Kenny yüzünü buruşturdu. " Yapma, olaya farklı açıdan bakmalısın. Bahsettiğim kadınlar kimsesi olmayan sokaklara düşmüş yardıma muhtaç kişler. Onların da para kazanmasını sağlıyorum, bunda bir kötülük yok."

" Kuchel gibi kadınlar mı?"

Aralarında uzun bir sessizlik oldu. Kenny nin yüzündeki tasasız ifade kayboldu. Çenesi kasılmıştı. Masadaki şişeye uzanıp kendine başka bir kadeh oldu. " Gibi."

" Bu seni hic rahatsız etmiyor mu?" dedi Levi. "Her zaman onu kurtarma şansın olsaydı bunu severek kullanmaktan çekinmeyeceginden bahsederdin. Şimdi sen Kuchel ı bu pisliğe düşüren adamlarla aynı lanet olası işi mi yaptığını söylü-"

" İşte bu yüzden," Kenny sözünü kesti.
" Sana hiçbir şey anlatmadım. Elbette böyle aşırı bir tepki vereceğini biliyordum."

" Ben mi aşırı tepki veriyorum?" dedi Levi, kaşlarını çattı. " O senin kız kardeşindi-"

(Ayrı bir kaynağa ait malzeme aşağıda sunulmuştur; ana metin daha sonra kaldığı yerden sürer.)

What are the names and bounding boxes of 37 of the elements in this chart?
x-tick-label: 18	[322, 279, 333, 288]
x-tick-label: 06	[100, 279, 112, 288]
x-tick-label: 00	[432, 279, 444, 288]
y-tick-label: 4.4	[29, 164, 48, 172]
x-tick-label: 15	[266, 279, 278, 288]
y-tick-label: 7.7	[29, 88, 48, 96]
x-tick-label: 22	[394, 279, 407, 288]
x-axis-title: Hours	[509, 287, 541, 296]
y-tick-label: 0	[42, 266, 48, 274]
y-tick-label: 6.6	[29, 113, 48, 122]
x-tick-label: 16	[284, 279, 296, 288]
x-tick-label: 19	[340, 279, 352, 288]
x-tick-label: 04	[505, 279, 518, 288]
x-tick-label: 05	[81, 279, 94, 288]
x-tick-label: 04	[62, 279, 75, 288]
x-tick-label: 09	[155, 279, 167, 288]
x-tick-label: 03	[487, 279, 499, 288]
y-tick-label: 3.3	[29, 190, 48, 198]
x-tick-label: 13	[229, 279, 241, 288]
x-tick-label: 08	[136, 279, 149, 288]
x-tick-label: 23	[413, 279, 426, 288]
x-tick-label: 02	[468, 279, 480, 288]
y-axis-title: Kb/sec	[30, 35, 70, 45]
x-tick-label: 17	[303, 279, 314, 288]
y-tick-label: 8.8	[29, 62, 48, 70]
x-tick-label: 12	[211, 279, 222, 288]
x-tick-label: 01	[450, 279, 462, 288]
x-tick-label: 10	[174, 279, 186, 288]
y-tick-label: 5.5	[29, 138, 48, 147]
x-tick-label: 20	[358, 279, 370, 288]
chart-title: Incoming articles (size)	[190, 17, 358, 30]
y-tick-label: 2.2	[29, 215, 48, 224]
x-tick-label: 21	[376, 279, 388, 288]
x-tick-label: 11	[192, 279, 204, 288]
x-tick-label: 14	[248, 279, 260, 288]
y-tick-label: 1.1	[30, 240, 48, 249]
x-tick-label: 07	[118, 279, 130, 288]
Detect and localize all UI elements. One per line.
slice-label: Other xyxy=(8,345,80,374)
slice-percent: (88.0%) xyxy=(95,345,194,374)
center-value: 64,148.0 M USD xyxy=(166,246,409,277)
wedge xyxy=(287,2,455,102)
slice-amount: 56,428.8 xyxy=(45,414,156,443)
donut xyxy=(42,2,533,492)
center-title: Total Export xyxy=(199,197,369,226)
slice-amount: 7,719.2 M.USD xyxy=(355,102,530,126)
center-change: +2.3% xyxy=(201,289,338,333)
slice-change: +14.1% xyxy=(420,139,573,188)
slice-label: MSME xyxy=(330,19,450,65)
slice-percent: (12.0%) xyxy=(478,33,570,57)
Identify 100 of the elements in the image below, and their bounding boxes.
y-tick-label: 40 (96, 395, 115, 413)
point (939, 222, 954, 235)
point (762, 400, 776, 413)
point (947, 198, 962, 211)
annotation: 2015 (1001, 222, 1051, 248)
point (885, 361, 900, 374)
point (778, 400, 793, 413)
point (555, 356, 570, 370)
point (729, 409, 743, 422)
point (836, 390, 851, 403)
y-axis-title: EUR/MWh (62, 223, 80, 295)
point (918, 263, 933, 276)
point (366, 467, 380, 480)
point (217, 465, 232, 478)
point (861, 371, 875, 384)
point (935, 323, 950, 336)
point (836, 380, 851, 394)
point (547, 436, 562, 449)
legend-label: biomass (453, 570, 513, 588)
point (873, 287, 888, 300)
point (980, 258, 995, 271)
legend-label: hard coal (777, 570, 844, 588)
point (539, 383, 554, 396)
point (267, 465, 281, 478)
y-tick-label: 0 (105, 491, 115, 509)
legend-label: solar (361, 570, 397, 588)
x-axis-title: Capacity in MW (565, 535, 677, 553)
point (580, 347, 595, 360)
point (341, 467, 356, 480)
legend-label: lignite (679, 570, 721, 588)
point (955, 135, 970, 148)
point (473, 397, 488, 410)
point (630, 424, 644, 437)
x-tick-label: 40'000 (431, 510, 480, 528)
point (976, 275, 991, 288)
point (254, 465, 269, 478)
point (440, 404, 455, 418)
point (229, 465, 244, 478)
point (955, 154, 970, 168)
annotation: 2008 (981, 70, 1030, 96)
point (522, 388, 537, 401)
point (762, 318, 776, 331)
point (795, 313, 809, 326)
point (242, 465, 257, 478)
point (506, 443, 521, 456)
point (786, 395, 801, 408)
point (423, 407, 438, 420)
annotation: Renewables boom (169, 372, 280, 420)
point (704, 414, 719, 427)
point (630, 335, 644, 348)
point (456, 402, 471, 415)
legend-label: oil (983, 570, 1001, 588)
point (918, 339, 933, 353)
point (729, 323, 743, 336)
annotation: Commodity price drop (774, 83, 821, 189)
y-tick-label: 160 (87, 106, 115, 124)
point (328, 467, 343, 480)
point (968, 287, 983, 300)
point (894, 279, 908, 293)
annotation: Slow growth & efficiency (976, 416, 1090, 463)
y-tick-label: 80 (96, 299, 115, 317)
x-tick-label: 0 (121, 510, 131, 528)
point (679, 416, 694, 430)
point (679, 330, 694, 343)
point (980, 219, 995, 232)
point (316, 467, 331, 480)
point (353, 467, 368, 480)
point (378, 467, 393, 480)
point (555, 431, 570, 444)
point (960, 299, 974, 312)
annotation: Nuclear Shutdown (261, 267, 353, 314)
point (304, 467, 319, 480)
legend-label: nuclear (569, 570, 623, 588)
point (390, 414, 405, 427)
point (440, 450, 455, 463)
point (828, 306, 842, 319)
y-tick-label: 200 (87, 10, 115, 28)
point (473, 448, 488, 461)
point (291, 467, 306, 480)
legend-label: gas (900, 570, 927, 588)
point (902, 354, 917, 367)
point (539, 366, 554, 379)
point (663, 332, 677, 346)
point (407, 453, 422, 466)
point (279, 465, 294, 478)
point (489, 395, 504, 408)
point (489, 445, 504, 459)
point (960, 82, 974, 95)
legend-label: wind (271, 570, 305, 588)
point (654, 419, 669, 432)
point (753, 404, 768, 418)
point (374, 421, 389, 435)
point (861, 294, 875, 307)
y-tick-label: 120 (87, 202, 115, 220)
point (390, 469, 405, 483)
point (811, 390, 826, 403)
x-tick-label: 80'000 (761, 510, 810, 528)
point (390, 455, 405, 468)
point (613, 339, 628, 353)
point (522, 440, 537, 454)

" Değildi!" diye tısladı Kenny, bardağını sertçe masaya vurdu. Sabrını yitirmişti. Yüksek sesi birkaç kişinin dönüp onlara bakmasına sebep oldu. " Bu hayatı seçen oydu, ben değil. Durdurmadığımı mı sanıyorsun? Lanet olası seni doğurmamasını bile söyledim ama Kuchel ne yaptı? Bir fahişenin hak ettiği şekilde öldü."